The purpose of rejecting common mode signals is to eliminate unwanted noise or interference in a signal. Common mode signals are those that are present in both the positive and negative inputs of an amplifier, and by rejecting them, we can achieve a more accurate and precise measurement of the desired signal.

## 2. How does gain magnitude equalization help in rejecting common mode signals?

Gain magnitude equalization ensures that the gain of the amplifier is the same for both the positive and negative inputs. This means that any common mode signals will be amplified equally and cancel each other out, resulting in their rejection.

## 3. Can a single-ended amplifier reject common mode signals?

No, a single-ended amplifier is unable to reject common mode signals because it only amplifies one input and does not have a reference to compare it with. Differential amplifiers with equal gain magnitudes for both inputs are required for rejecting common mode signals.

## 4. What types of signals can be considered as common mode?

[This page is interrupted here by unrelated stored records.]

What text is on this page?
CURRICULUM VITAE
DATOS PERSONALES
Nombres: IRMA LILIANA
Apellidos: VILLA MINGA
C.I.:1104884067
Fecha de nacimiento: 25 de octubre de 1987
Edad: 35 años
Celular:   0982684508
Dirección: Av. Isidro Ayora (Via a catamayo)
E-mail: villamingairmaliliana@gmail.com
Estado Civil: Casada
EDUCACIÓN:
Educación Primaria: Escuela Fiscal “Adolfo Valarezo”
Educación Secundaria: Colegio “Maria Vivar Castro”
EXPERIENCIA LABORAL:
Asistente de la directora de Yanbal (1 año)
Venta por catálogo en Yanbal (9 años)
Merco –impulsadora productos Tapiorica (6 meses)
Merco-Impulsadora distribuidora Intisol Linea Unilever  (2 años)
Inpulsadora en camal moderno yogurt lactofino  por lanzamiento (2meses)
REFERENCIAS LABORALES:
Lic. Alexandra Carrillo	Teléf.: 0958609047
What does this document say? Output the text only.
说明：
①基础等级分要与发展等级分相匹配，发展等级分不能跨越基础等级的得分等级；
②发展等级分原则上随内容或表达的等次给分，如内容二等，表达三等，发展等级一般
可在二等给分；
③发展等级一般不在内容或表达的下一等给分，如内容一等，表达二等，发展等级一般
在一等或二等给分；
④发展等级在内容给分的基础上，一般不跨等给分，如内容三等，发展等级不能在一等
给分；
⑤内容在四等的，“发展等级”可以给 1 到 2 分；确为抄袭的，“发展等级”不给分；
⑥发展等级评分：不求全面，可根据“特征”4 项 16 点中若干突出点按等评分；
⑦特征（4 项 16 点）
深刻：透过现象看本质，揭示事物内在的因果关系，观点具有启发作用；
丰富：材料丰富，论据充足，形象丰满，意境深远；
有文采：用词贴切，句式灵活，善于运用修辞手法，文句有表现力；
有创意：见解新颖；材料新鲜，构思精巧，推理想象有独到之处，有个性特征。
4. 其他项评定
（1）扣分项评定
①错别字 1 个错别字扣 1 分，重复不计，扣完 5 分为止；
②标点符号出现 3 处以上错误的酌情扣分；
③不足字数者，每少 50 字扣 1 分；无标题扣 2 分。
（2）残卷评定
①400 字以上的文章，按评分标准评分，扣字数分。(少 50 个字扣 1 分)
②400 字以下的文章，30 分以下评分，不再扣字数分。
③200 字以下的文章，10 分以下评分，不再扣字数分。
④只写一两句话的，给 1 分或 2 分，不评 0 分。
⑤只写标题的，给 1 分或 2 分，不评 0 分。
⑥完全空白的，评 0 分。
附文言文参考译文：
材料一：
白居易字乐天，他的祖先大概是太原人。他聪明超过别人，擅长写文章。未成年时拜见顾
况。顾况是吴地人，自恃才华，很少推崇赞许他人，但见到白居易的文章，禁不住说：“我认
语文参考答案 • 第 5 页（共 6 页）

Any noise or interference that is present in both inputs of a differential amplifier can be considered as a common mode signal. These can include power line noise, electromagnetic interference, or any other unwanted signals that are picked up by the circuit.

## 5. Is it necessary to reject common mode signals in all types of measurements?

No, it is not necessary to reject common mode signals in all types of measurements. It is most crucial in situations where the desired signal is small and needs to be accurately measured without interference. In other cases, such as high power circuits, common mode rejection may not be as critical.